Start with the five senses grounding exercise. Think of five things you can see around you, four things you can touch, three things you can hear, two things you can smell, and one thing you can taste. Then ask yourself, “what do I want to do right now?” And just do it! Ask yourself what you want in this moment and listen intently.
This is an excellent way of being more mindful and reclaiming your life in small ways. It gives me joy whenever I listen to this side of my inner voice. To put it bluntly, do it because you want to.
Lesson 3: Preventing overwhelm
Here are some coping mechanisms you can use as preventive strategies before your mood flares up. My therapist suggested three specific daily habits for me:
- Drink at least three liters of water every day (keep a big bottle or track it with an app)
- Walk for one hour every day
- Practice deep breathing for 10 mins every day (four breaths in, hold it for four breaths, four breaths out)

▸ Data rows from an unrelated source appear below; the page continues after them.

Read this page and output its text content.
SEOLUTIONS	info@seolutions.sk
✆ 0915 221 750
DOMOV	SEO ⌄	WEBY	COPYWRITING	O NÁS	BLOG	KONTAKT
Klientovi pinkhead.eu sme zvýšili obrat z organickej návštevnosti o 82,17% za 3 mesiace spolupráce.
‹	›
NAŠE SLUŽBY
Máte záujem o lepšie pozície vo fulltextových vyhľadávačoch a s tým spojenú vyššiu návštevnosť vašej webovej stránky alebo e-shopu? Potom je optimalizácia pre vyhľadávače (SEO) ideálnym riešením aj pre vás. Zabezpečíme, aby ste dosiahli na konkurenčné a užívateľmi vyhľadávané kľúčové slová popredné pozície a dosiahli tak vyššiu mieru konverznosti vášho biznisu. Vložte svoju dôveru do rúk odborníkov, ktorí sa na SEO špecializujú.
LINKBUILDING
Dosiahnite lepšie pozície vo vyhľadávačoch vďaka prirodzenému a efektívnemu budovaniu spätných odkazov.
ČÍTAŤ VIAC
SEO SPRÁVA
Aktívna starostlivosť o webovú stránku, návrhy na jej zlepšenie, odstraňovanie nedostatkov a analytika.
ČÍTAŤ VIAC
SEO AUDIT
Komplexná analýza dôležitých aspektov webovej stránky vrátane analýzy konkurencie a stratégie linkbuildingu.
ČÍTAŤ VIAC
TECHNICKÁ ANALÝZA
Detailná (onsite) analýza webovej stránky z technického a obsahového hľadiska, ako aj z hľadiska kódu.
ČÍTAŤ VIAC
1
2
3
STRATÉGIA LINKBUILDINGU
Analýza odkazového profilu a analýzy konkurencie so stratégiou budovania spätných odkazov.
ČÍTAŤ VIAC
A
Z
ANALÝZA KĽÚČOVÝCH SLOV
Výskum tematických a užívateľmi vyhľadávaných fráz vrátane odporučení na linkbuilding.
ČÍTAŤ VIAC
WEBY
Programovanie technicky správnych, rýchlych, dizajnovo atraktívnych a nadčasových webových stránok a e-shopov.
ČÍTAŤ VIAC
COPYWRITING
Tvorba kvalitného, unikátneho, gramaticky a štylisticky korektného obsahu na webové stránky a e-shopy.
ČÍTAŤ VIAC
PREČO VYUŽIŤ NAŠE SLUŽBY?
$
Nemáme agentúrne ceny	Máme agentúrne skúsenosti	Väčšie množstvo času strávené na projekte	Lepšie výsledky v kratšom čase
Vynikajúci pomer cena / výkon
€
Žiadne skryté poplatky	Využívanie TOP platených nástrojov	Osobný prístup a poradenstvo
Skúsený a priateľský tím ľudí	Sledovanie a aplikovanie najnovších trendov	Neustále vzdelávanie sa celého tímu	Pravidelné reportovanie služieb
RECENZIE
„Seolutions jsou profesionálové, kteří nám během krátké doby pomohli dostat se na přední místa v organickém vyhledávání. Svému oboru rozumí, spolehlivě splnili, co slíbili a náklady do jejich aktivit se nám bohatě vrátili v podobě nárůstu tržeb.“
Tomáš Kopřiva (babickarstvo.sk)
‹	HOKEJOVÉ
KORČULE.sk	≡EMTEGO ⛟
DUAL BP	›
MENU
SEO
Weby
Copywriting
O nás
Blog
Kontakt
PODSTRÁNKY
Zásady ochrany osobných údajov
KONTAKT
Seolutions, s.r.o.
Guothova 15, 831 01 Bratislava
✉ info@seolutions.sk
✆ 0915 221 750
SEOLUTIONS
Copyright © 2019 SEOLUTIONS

These habits can reduce heart rate and blood pressure, improve clarity of thought, get your blood pumping, balance emotions, and improve attention. I have also added yoga to my list since then, but I truly stand by it.

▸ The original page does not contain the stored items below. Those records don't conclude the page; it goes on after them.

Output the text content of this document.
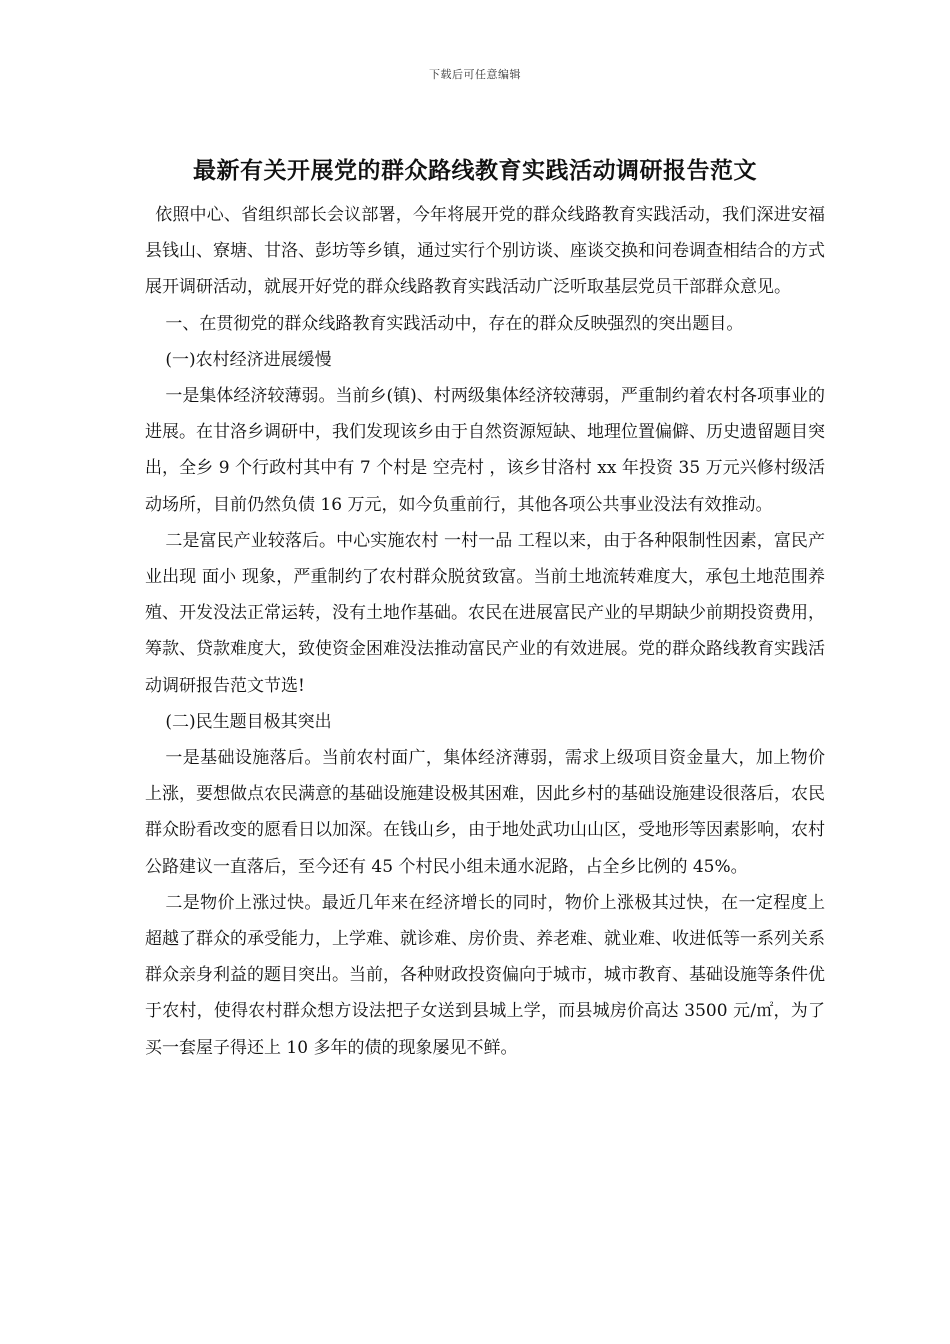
下载后可任意编辑
最新有关开展党的群众路线教育实践活动调研报告范文

依照中心、省组织部长会议部署，今年将展开党的群众线路教育实践活动，我们深进安福县钱山、寮塘、甘洛、彭坊等乡镇，通过实行个别访谈、座谈交换和问卷调查相结合的方式展开调研活动，就展开好党的群众线路教育实践活动广泛听取基层党员干部群众意见。

一、在贯彻党的群众线路教育实践活动中，存在的群众反映强烈的突出题目。

(一)农村经济进展缓慢

一是集体经济较薄弱。当前乡(镇)、村两级集体经济较薄弱，严重制约着农村各项事业的进展。在甘洛乡调研中，我们发现该乡由于自然资源短缺、地理位置偏僻、历史遗留题目突出，全乡 9 个行政村其中有 7 个村是 空壳村 ，该乡甘洛村 xx 年投资 35 万元兴修村级活动场所，目前仍然负债 16 万元，如今负重前行，其他各项公共事业没法有效推动。

二是富民产业较落后。中心实施农村 一村一品 工程以来，由于各种限制性因素，富民产业出现 面小 现象，严重制约了农村群众脱贫致富。当前土地流转难度大，承包土地范围养殖、开发没法正常运转，没有土地作基础。农民在进展富民产业的早期缺少前期投资费用，筹款、贷款难度大，致使资金困难没法推动富民产业的有效进展。党的群众路线教育实践活动调研报告范文节选!

(二)民生题目极其突出

一是基础设施落后。当前农村面广，集体经济薄弱，需求上级项目资金量大，加上物价上涨，要想做点农民满意的基础设施建设极其困难，因此乡村的基础设施建设很落后，农民群众盼看改变的愿看日以加深。在钱山乡，由于地处武功山山区，受地形等因素影响，农村公路建议一直落后，至今还有 45 个村民小组未通水泥路，占全乡比例的 45%。

二是物价上涨过快。最近几年来在经济增长的同时，物价上涨极其过快，在一定程度上超越了群众的承受能力，上学难、就诊难、房价贵、养老难、就业难、收进低等一系列关系群众亲身利益的题目突出。当前，各种财政投资偏向于城市，城市教育、基础设施等条件优于农村，使得农村群众想方设法把子女送到县城上学，而县城房价高达 3500 元/㎡，为了买一套屋子得还上 10 多年的债的现象屡见不鲜。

These practices don’t make the bad days stop, but they make them less frequent.
Lesson 4: Healing mantras
A mantra is a sentence or saying designed to help block out extraneous thoughts and soothe the mind. Repeating it a couple of times can induce a state of relaxation as it gradually attempts to change your current thought pattern.

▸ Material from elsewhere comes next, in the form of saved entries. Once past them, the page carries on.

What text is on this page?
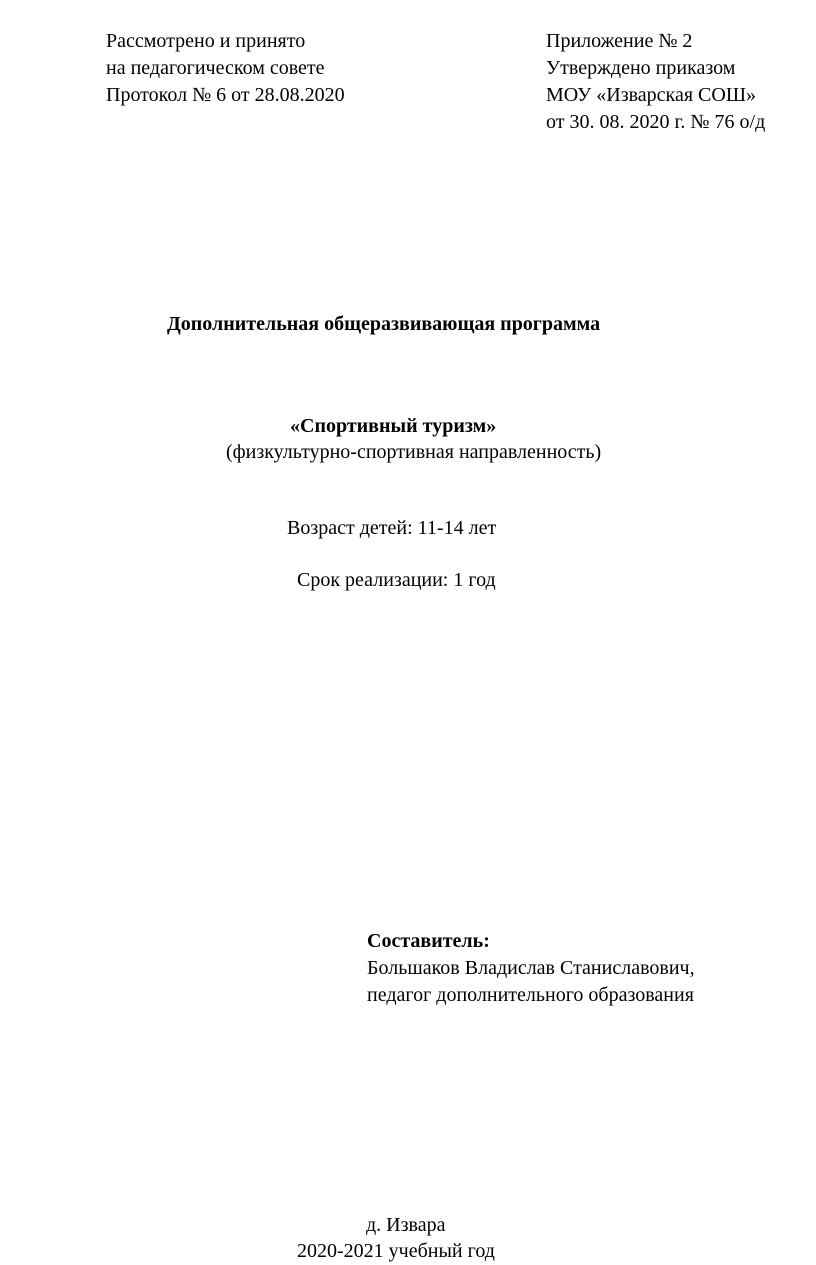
Рассмотрено и принято
на педагогическом совете
Протокол № 6 от 28.08.2020
Приложение № 2
Утверждено приказом
МОУ «Изварская СОШ»
от 30. 08. 2020 г. № 76 о/д
Дополнительная общеразвивающая программа
«Спортивный туризм»
(физкультурно-спортивная направленность)
Возраст детей: 11-14 лет
Срок реализации: 1 год
Составитель:
Большаков Владислав Станиславович,
педагог дополнительного образования
д. Извара
2020-2021 учебный год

The mantras my therapist taught me were self-affirming statements and guiding steps that reminded me what to focus on.
If you tend to compare yourself with others, you can use a mantra like this:
“I’m not better than these people. I’m not worse than these people. Just different.”
If you are not comfortable being alone with yourself, a mantra that hints at the key to acceptance is:
“I am at peace with myself”
If you find yourself panicking in a non-threatening situation, repeat to yourself:
“Hey amygdala, I’m not in danger. I am safe and I am loved.”
The amygdala is the almond-shaped cluster of cells in your brain that define and regulate emotions and activate the fight-or-flight response. When activated, it is our brain’s way of saying it got a little spooked.
This quality was beneficial for our ancestors, who participated in life-threatening activities such as hunting. But now, it is often confusing because this part of the brain does not accurately assess the level of threat. Our amygdala cannot differentiate between a wild bear and an assignment. So, this mantra helps remind it gently that it’s a misunderstanding.
Lesson 5: Coping with waves of sadness
Sometimes, we know the reason for our overwhelm or anxiety. It could be an upcoming event, a looming deadline, or a particular situation in our life. Those are easier to identify and think of possible solutions. But what if you’re just feeling a wave of sadness out of nowhere?
Yes, sometimes it is a sign of a repressed emotion or problem that must be explored, but other times it can simply be because of changes in your environment (e.g., bad weather, poor diet, or lack of exercise or self-care).
If this is the case, my therapist invited me to just sit with it. Think about why you feel this way if you don’t know. But it’s okay if you can’t come up with a reason. Just know that your body can’t be filled with happy dopamine hormones all the time.
It’s okay. Take it easy. Watch some TV, talk to someone close to you, or just sit with it. Don’t feel the need to fix it or run away from it. We want to escape at the first hint of discomfort but sometimes acknowledging your emotions and seeing them for what they are makes all the difference.
I’m still in therapy and I have a long journey ahead of me, but I hope to fill my life with small pieces of wisdom such as these with every step I take in this beautiful world.
And I hope you find the strength to do the same.